Leo Olebe: Davon profitiert natürlich der Fachhandel, kann das aber auch gezielt befeuern – denken Sie an den GameInformer. Das ist ein Magazin von GameStop, welches so ziemlich jede Weltpremiere der Welt im Triple-A-Bereich zuerst bekommt. Facebook ermöglicht es jedem Handelsunternehmen, eigene Redaktionen aufzubauen, Content zu generieren, Teil der Unterhaltung zu werden und so die eigene Marke zu stärken. Das hat viel mit einem gewissen Coolness-Faktor zu tun – Gamer möchten nicht, dass man ihnen einfach nur etwas verkauft. Sie möchten, dass Unternehmen Teil ihrer Community werden. Darauf basiert ja auch der Erfolg von Kickstarter: Ich denke da an Iron Harvest, ein spannendes Strategie-Spiel mit Mechs im 1. Weltkrieg – kommt aus Deutschland, hat erst über eine Million bei Kickstarter eingesammelt und so bewiesen, dass Interesse an diesem Thema besteht. Anschließend gab's einen Publishing-Vertrag. Und das alles dank Social Media, insbesondere Live-Streams benutzt das Team viel, um neue Features vorzustellen.

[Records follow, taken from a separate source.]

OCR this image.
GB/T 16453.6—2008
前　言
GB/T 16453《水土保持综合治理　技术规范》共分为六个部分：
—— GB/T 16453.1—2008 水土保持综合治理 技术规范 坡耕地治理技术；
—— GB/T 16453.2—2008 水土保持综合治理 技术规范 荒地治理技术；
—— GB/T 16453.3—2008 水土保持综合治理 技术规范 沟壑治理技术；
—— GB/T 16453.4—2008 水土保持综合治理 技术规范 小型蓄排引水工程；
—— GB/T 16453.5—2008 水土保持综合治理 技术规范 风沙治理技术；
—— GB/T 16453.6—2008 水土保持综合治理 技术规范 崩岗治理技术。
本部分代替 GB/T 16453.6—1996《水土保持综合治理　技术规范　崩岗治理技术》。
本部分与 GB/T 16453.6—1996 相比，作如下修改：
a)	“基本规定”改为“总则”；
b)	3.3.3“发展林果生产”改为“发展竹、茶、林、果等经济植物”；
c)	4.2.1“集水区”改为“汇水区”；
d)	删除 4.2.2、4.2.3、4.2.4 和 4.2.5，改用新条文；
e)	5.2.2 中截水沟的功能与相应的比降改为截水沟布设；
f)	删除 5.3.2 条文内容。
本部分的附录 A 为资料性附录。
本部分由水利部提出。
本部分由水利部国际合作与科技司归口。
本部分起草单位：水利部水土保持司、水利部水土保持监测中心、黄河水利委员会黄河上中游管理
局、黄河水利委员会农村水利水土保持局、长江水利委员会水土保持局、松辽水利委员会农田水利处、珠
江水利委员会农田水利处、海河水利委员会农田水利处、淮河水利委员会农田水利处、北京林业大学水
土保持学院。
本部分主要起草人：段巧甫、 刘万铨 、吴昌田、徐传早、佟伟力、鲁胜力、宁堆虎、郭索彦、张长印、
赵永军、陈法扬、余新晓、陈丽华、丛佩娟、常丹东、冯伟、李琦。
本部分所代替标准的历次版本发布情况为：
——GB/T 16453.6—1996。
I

IGM: Die Industrie hat sich in die luxuriöse Position manövriert, in der sich viele Spiele nahezu endlos lang monetarisieren lassen. Laut SuperData gelingt es einem Titel wie Rainbow Six Siege, der bereits in sein fünftes Jahr geht, noch immer um die 30 Millionen US-Dollar Umsatz pro Monat zu generieren. Wie hält man seine Community aktiv und bewegt sie dazu, mehr zu investieren?

Leo Olebe: Wir unterschätzen den Mitnahme-Effekt von günstigen Spielen und eSports. Sie stehen in einem großen Multimedia-Markt, wollen eigentlich eine Mikrowelle kaufen, sehen "Aha, Rainbow Six gibt's mittlerweile für 20 Euro. Davon habe ich schon so viel gehört, es ist ständig in den Medien, kaufe ich mir." Generell habe ich das Gefühl, dass wir – ganz ähnlich wie Hollywood – zu sehr auf die Launch-Woche schauen und zu wenig auf den Jahresumsatz. Das ist einer der Gründe, warum eSports so ein wichtiger Faktor im Marketing-Mix geworden ist: eSports ist ein starker Multiplikator. Welche Spiele werden am meisten gestreamt? Counter-Strike, League of Legends, Call of Duty etc. Was für uns ein Tom Brady im American Football ist oder ein Messi im europäischen Fußball, das ist für unsere Kinder ein eSports-Athlet oder ein großer Streamer wie Ninja. In dem Moment, wo Sie eine eSports-Liga etablieren, ist ihr Spiel permanent in der Aufmerksamkeitsspirale von Social-Media und Presse. Der Milliarden-Erfolg von Fortnite basiert in erster Linie auf dem großen Interesse von Live-Streamern. Auch Apex Legends launchte 2019 einfach so, völlig ohne Ankündigung, ohne klassisches  Marketing in Form von TV-Kampagnen – der Hype wurde von ein paar Mega-Streamern mit Millionen von Fans erzeugt. Das ist übrigens nicht zwingend neu: Die Strategie-Reihe Warcraft, dessen letzter Titel Warcraft 3: The Frozen Throne war, wurde durch den eSports weltberühmt, was diese Markengattung enorm gestärkt und letztlich den Mega-Erfolg von World of Warcraft ermöglicht hat. Die Mechanismen ändern sich nicht, es kommen nur neue Spielarten hinzu.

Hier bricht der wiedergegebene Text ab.